If that works fine already - then I'd slowly "go from there" in your coding.

Your current: 
WV.AddScriptToExecuteOnDocumentCreated "function Initialize()..."
in the VB6-code-parts, does not have any real functionality as it is - and is not really needed.

Your successfully VB6-callable "show_position" function is part of your html-files js-script-sections - 
and since it works, I'd just include a few more js-helper-functions directly in that html-file.

Also, ... as it is currently... you have only a *single* "marker" js-object in your js-code
and can thus interact from VB6 only with that single marker-object.

If you want more than a single Marker on that google-map, you will have to restructure your js-Code first.

Also your "show_position" is currently not properly named IMO ...
(since it *changes* the marker-position to the new passed Lat/Lng coord ... prior to showing the marker).

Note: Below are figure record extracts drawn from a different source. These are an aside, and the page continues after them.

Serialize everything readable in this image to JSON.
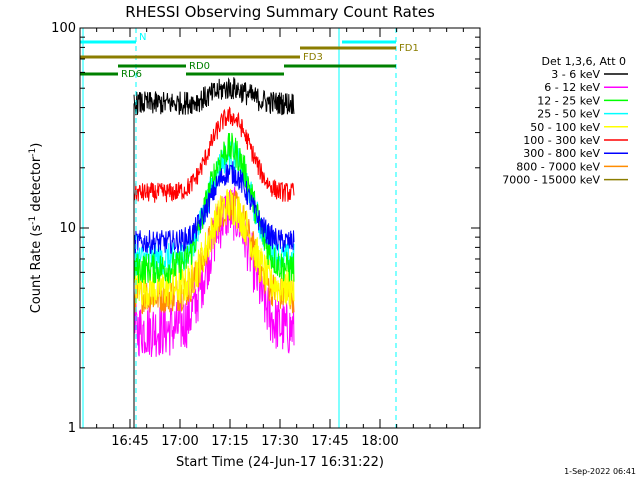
{
  "chart_data": {
    "type": "line",
    "title": "RHESSI Observing Summary Count Rates",
    "xlabel": "Start Time (24-Jun-17 16:31:22)",
    "ylabel_main": "Count Rate (s",
    "ylabel_sup1": "-1",
    "ylabel_mid": " detector",
    "ylabel_sup2": "-1",
    "ylabel_end": ")",
    "yscale": "log",
    "ylim": [
      1,
      100
    ],
    "xlim_minutes": [
      16.5,
      18.5
    ],
    "yticks": [
      {
        "value": 1,
        "label": "1"
      },
      {
        "value": 10,
        "label": "10"
      },
      {
        "value": 100,
        "label": "100"
      }
    ],
    "xticks": [
      {
        "value": 16.75,
        "label": "16:45"
      },
      {
        "value": 17.0,
        "label": "17:00"
      },
      {
        "value": 17.25,
        "label": "17:15"
      },
      {
        "value": 17.5,
        "label": "17:30"
      },
      {
        "value": 17.75,
        "label": "17:45"
      },
      {
        "value": 18.0,
        "label": "18:00"
      }
    ],
    "legend_title": "Det 1,3,6, Att 0",
    "legend_placement": "right",
    "data_window_hours": [
      16.77,
      17.57
    ],
    "series": [
      {
        "name": "3 - 6 keV",
        "color": "#000000",
        "base": 42,
        "peak": 50,
        "noise": 0.06
      },
      {
        "name": "6 - 12 keV",
        "color": "#ff00ff",
        "base": 3.1,
        "peak": 12,
        "noise": 0.14
      },
      {
        "name": "12 - 25 keV",
        "color": "#00ff00",
        "base": 6.3,
        "peak": 25,
        "noise": 0.08
      },
      {
        "name": "25 - 50 keV",
        "color": "#00ffff",
        "base": 7.0,
        "peak": 23,
        "noise": 0.08
      },
      {
        "name": "50 - 100 keV",
        "color": "#ffff00",
        "base": 5.0,
        "peak": 13,
        "noise": 0.1
      },
      {
        "name": "100 - 300 keV",
        "color": "#ff0000",
        "base": 15,
        "peak": 36,
        "noise": 0.05
      },
      {
        "name": "300 - 800 keV",
        "color": "#0000ff",
        "base": 8.5,
        "peak": 19,
        "noise": 0.06
      },
      {
        "name": "800 - 7000 keV",
        "color": "#ff8c00",
        "base": 4.6,
        "peak": 13,
        "noise": 0.09
      },
      {
        "name": "7000 - 15000 keV",
        "color": "#8b7d00",
        "base": 1.0,
        "peak": 1.0,
        "noise": 0
      }
    ],
    "vertical_lines": [
      {
        "hour": 16.515,
        "color": "#00ffff",
        "style": "solid"
      },
      {
        "hour": 16.78,
        "color": "#00ffff",
        "style": "dashed"
      },
      {
        "hour": 17.795,
        "color": "#00ffff",
        "style": "solid"
      },
      {
        "hour": 18.08,
        "color": "#00ffff",
        "style": "dashed"
      }
    ],
    "flag_bars": [
      {
        "label": "N",
        "start": 16.5,
        "end": 16.78,
        "level": 0,
        "color": "#00ffff"
      },
      {
        "label": "",
        "start": 17.81,
        "end": 18.08,
        "level": 0,
        "color": "#00ffff"
      },
      {
        "label": "FD1",
        "start": 17.6,
        "end": 18.08,
        "level": 1,
        "color": "#8b7d00"
      },
      {
        "label": "FD3",
        "start": 16.5,
        "end": 17.6,
        "level": 2,
        "color": "#8b7d00"
      },
      {
        "label": "RD0",
        "start": 16.69,
        "end": 17.03,
        "level": 3,
        "color": "#008000"
      },
      {
        "label": "",
        "start": 17.52,
        "end": 18.08,
        "level": 3,
        "color": "#008000"
      },
      {
        "label": "RD6",
        "start": 16.5,
        "end": 16.69,
        "level": 4,
        "color": "#008000"
      },
      {
        "label": "",
        "start": 17.03,
        "end": 17.52,
        "level": 4,
        "color": "#008000"
      }
    ],
    "footer": "1-Sep-2022 06:41"
  }
}
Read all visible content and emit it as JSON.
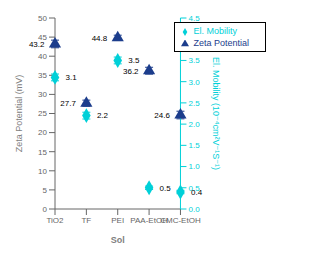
{
  "chart_data": {
    "type": "scatter",
    "xlabel": "Sol",
    "ylabel": "Zeta Potential (mV)",
    "y2label": "El. Mobility (10⁻⁴cm²V⁻¹S⁻¹)",
    "categories": [
      "TiO2",
      "TF",
      "PEI",
      "PAA-EtOH",
      "CMC-EtOH"
    ],
    "series": [
      {
        "name": "Zeta Potential",
        "color": "#1c3d8c",
        "marker": "triangle",
        "values": [
          43.2,
          27.7,
          44.8,
          36.2,
          24.6
        ],
        "errors": [
          1.0,
          0.8,
          0.7,
          0.9,
          1.0
        ]
      },
      {
        "name": "El. Mobility",
        "color": "#00d0d8",
        "marker": "diamond",
        "axis": "y2",
        "values": [
          3.1,
          2.2,
          3.5,
          0.5,
          0.4
        ],
        "errors": [
          0.08,
          0.08,
          0.08,
          0.04,
          0.04
        ]
      }
    ],
    "ylim": [
      0,
      50
    ],
    "yticks": [
      0,
      5,
      10,
      15,
      20,
      25,
      30,
      35,
      40,
      45,
      50
    ],
    "y2lim": [
      0,
      4.5
    ],
    "y2ticks": [
      {
        "value": 0,
        "label": "0.0"
      },
      0.5,
      {
        "value": 1,
        "label": "1.0"
      },
      1.5,
      {
        "value": 2,
        "label": "2.0"
      },
      2.5,
      {
        "value": 3,
        "label": "3.0"
      },
      3.5,
      {
        "value": 4,
        "label": "4.0"
      },
      4.5
    ],
    "legend": "upper right",
    "grid": false,
    "data_labels": true
  }
}
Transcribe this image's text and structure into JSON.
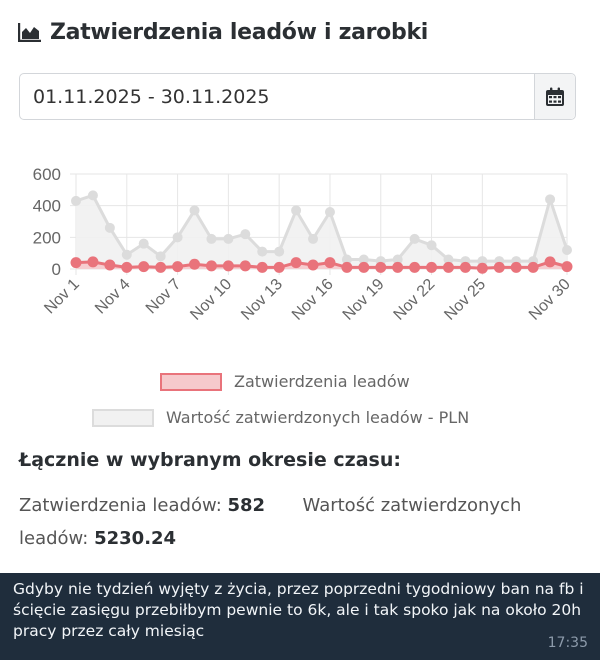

In that vein, make the Google-maps-js-object-model a bit more "accessible" from the outside (from VB6),
by adding "better speaking helper-functions" like:
- addMarker(MKey, Title, Lat, Lng) ... using a "var marker*s* = {}" js-Object-variable at the js-side
..(to store the new added marker under the given Key as a new Property of that marker*s*-object-collection)
- removeMarker(MKey)
- setMarkerPosition(MKey, Lat, Lng)
- getMarkerPosition(MKey)
- showMarkerInCenterOfMap(MKey)

... a.s.o.

Only *after* that is solved -
(e.g. you being successful in building most of the above mentioned functions,
to successfully create and interact with more than a single marker) - 
should we talk about "Event-interaction with VB6"
(e.g. when such a Marker gets dragged within the WebView2 on the google-map)

HTH

Olaf

----------